A friend of mine told me about a problem he’s facing. He’s working with a client who has a globally distributed team, much of which is offshore, working in a monolith Java codebase. I hear the groans already! It gets worse… As you might imagine, there are quality issues with the software. They release only once or twice per week and when issues are found in production, they scramble to fix it and quickly ship again (fix forward). The leaders of the company are unhappy with the development team’s inability to produce quality software,
The scenario he described is all too common!
What strategies can be used to deal with this?

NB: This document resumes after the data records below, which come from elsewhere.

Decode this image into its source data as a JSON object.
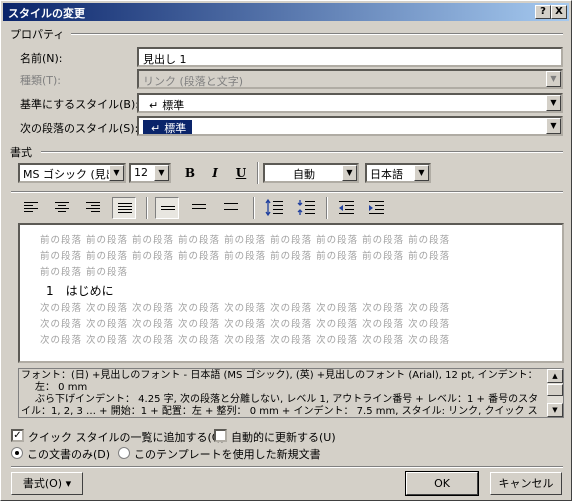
{
  "title": "スタイルの変更",
  "titlebar_buttons": {
    "help": "?",
    "close": "X"
  },
  "properties": {
    "section_title": "プロパティ",
    "name_label": "名前(N):",
    "name_value": "見出し 1",
    "type_label": "種類(T):",
    "type_value": "リンク (段落と文字)",
    "base_label": "基準にするスタイル(B):",
    "base_value": "標準",
    "base_icon": "↵",
    "next_label": "次の段落のスタイル(S):",
    "next_value": "標準",
    "next_icon": "↵"
  },
  "format": {
    "section_title": "書式",
    "font": "MS ゴシック (見出",
    "size": "12",
    "bold": "B",
    "italic": "I",
    "underline": "U",
    "color": "自動",
    "language": "日本語"
  },
  "preview": {
    "prev_lines": [
      "前の段落 前の段落 前の段落 前の段落 前の段落 前の段落 前の段落 前の段落 前の段落",
      "前の段落 前の段落 前の段落 前の段落 前の段落 前の段落 前の段落 前の段落 前の段落",
      "前の段落 前の段落"
    ],
    "main_text": "1　はじめに",
    "next_lines": [
      "次の段落 次の段落 次の段落 次の段落 次の段落 次の段落 次の段落 次の段落 次の段落",
      "次の段落 次の段落 次の段落 次の段落 次の段落 次の段落 次の段落 次の段落 次の段落",
      "次の段落 次の段落 次の段落 次の段落 次の段落 次の段落 次の段落 次の段落 次の段落"
    ]
  },
  "description": [
    "フォント：(日) +見出しのフォント - 日本語 (MS ゴシック), (英) +見出しのフォント (Arial), 12 pt, インデント：",
    "左：  0 mm",
    "ぶら下げインデント：  4.25 字, 次の段落と分離しない, レベル 1, アウトライン番号 + レベル：1 + 番号のスタ",
    "イル：1, 2, 3 … + 開始：1 + 配置：左 + 整列：  0 mm + インデント：  7.5 mm, スタイル: リンク, クイック スタ"
  ],
  "options": {
    "add_to_quick": "クイック スタイルの一覧に追加する(Q)",
    "add_to_quick_checked": true,
    "auto_update": "自動的に更新する(U)",
    "auto_update_checked": false,
    "this_doc_only": "この文書のみ(D)",
    "new_docs": "このテンプレートを使用した新規文書"
  },
  "buttons": {
    "format": "書式(O) ▾",
    "ok": "OK",
    "cancel": "キャンセル"
  },
  "colors": {
    "title_start": "#0a246a",
    "title_end": "#a6caf0",
    "selection": "#0a246a"
  }
}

First let’s break the problem down the issues:
- Multiple teams sharing one codebase
- Testing is a challenge and quality issues slip through to production
- There is no automatic way to find production issues so they rely on QA staff and customers reporting issues
- Deployments are a manual process and therefore they are not easy to do frequently
So how can we address these issues?
Migrate parts of the monolith to a microservices architecture
If we can split the codebase into smaller, independently deployable services, each service can be assigned a team to own it. With ownership comes pride in one’s work and code quality naturally improves. If there’s an issue with a service, guess who is on the hook? The team who wrote it! Each service endpoint is a contract- you give me these inputs and I will give you these outputs. Now teams within the organization can independently build their services.
Invest in the right kinds of testing
Where this client was concerned, there was only surface level testing occurring- they had little automation tests to simulate clicks and confirm behavior of the web application itself. They had dismal code coverage with their minimal unit tests. Bugs slipped through the cracks. And what’s worse? When they found a bug there were no tests written to confirm the fix.
My advice: every time there is a bug, write unit tests to reproduce the bug and fix it. These tests will confirm that the fix is in place. This is Test Driven Development (TDD) in practice. Start by writing the test the way it should work (it will fail because there is a bug). Then fix the code. Run the test again to demonstrate that this code path produces the desired result. Check it in!
Additionally, for a web application of this size, more automation tests should be considered. There are easy ways to get started with these tests. Often times people work directly with Selenium but there are more reliable ways to get started- I would recommend using Cucumber or if you’re in a .NET shop, try Canopy.
Ship code faster
When there are more people in a codebase, there is more reason to ship code faster! Why is that? Well suppose we have 20 changes from various contributors all ready to be delivered together. And suppose we find a bug in the software while it is being QA tested (or worse: once it is in production). Now we have to track down which change was the offending change. I don’t know about you but my life is much easier when it’s not spent searching for a needle in the haystack.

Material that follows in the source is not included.